# Starrett 818 Center Punch Fix?



## lbperry (Nov 1, 2017)

*Just Joined - First Post*I have a Starrett 818 Automatic Center Punch that started becoming very erratic about firing. Sometimes I had to press 3-4 times before it would fire.
I got an exploded drawing w/parts list, disassembled the punch, cleaned it up, lubricated it with some light oil, and reassembled it. Started out like it was gonna work fine but quickly returned to its old ways.
From the parts list it appears that either the trip pin or the punch would be the suspect parts but before I just start throwing parts at it, is there anyone out there that is familiar with the problem and can guide my attempt at fixing it?
Could not find anything applicable with a forum Search.
Thanks,


----------



## Jim Frye (Aug 24, 2016)

welcome. Sorry, I have no fix and I'm assuming the tool is older than the warranty period. First suspect, would be the trip pin. Maybe a note to Starrett would be in order. Always wondered if this thing was worth the money over my 30 year old, $10 General center punch and hammer.

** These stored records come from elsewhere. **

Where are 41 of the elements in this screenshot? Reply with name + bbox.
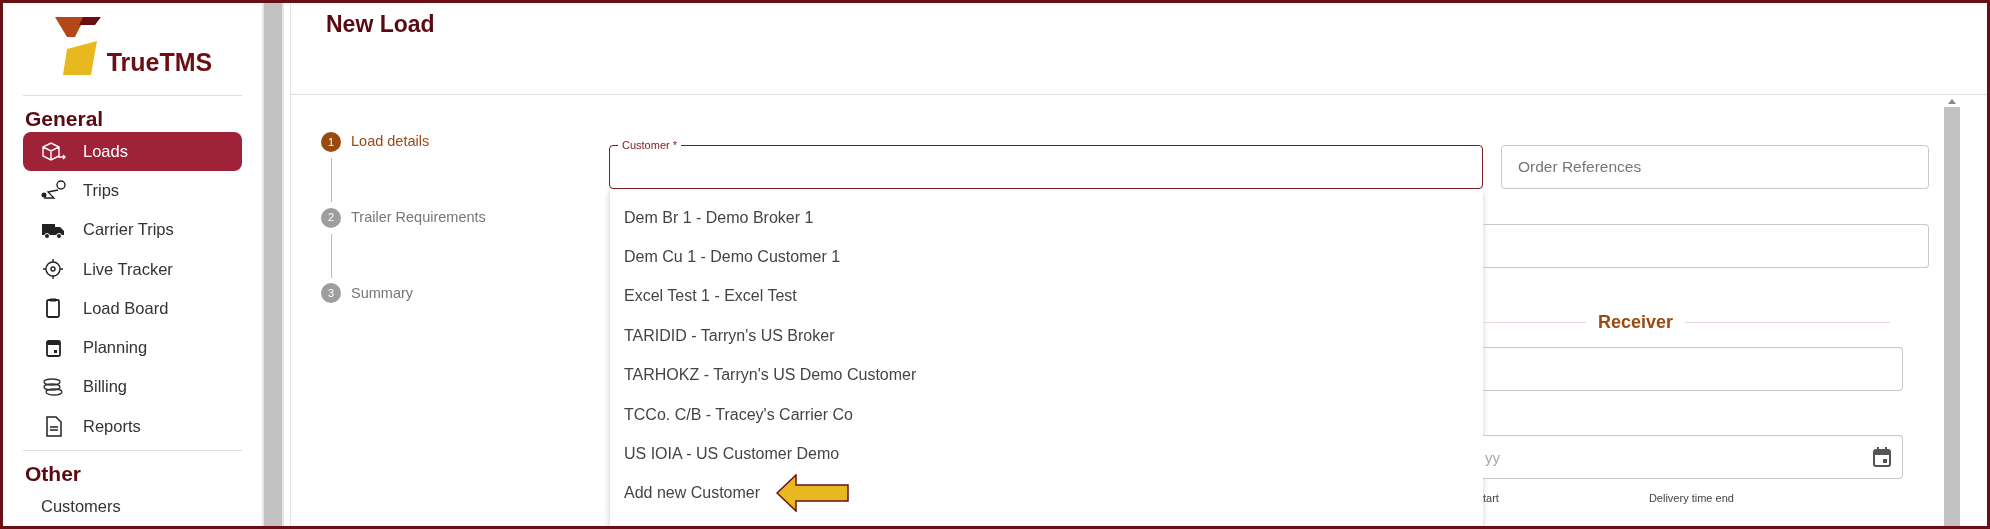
- step-number: 1: [321, 131, 341, 152]
- field-label: tart: [1483, 491, 1499, 505]
- text-field[interactable]: [1483, 224, 1929, 268]
- customer-option[interactable]: Excel Test 1 - Excel Test: [624, 284, 797, 309]
- scrollbar-thumb[interactable]: [1944, 107, 1960, 526]
- route-icon: [39, 179, 67, 202]
- section-title: General: [25, 105, 105, 132]
- nav-item[interactable]: Trips: [23, 170, 242, 211]
- arrow-icon: [776, 474, 851, 513]
- calendar-icon[interactable]: [1873, 447, 1891, 467]
- nav-item[interactable]: Billing: [23, 367, 242, 407]
- nav-item[interactable]: Planning: [23, 327, 242, 368]
- customer-option[interactable]: Dem Br 1 - Demo Broker 1: [624, 205, 814, 230]
- step-label[interactable]: Summary: [351, 282, 414, 305]
- scrollbar[interactable]: [262, 3, 284, 526]
- box-icon: [39, 140, 67, 163]
- add-customer-option[interactable]: Add new Customer: [624, 481, 761, 506]
- customer-option[interactable]: TCCo. C/B - Tracey's Carrier Co: [624, 402, 853, 427]
- nav-item[interactable]: Reports: [23, 406, 242, 446]
- step-number: 3: [321, 283, 341, 304]
- step-label[interactable]: Trailer Requirements: [351, 206, 486, 229]
- customer-option[interactable]: US IOIA - US Customer Demo: [624, 442, 840, 467]
- section-heading: Receiver: [1597, 310, 1675, 334]
- nav-item[interactable]: Live Tracker: [23, 249, 242, 289]
- text-field[interactable]: [1483, 347, 1903, 391]
- logo-icon: [52, 16, 103, 75]
- step-number: 2: [321, 207, 341, 228]
- logo-text: TrueTMS: [106, 49, 213, 75]
- field-label: Delivery time end: [1648, 491, 1734, 505]
- nav-item[interactable]: Load Board: [23, 288, 242, 328]
- customer-option[interactable]: Dem Cu 1 - Demo Customer 1: [624, 245, 841, 270]
- nav-item[interactable]: Loads: [23, 131, 242, 171]
- date-field[interactable]: yy: [1483, 435, 1903, 479]
- nav-item[interactable]: Carrier Trips: [23, 210, 242, 250]
- nav-item[interactable]: Customers: [23, 486, 242, 526]
- customer-option[interactable]: TARHOKZ - Tarryn's US Demo Customer: [624, 363, 917, 388]
- section-title: Other: [25, 460, 82, 487]
- order-references-field[interactable]: Order References: [1501, 145, 1929, 189]
- customer-option[interactable]: TARIDID - Tarryn's US Broker: [624, 323, 835, 348]
- page-title: New Load: [326, 11, 436, 39]
- step-label[interactable]: Load details: [351, 131, 430, 153]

Anyway, good luck with fixing it.


----------



## Catpower (Jan 11, 2016)

You might try taking it apart and using graphite to lube it so dust doesn't stick to the oil

The down side is about the only place I know to buy graphite is John Deere, they use it to lube the seed in the planters so they feed better,but it is fairly cheap, about $6 per pound, and then you will have spare graphite for a lifetime


----------



## GuitarPhotographer (Jun 26, 2015)

Catpower said:


> You might try taking it apart and using graphite to lube it so dust doesn't stick to the oil
> 
> The down side is about the only place I know to buy graphite is John Deere, they use it to lube the seed in the planters so they feed better,but it is fairly cheap, about $6 per pound, and then you will have spare graphite for a lifetime


If you need graphite, get a tube of graphite lock lube. I use it to keep a 60 year old trailer door lock from sticking. A very little goes a long way and makes a large mess. I think the tube was $4 at the hardware store.


----------



## Toolman50 (Mar 22, 2015)

If you contact Starrett they might fix it for free. Or maybe not. Worth asking.


----------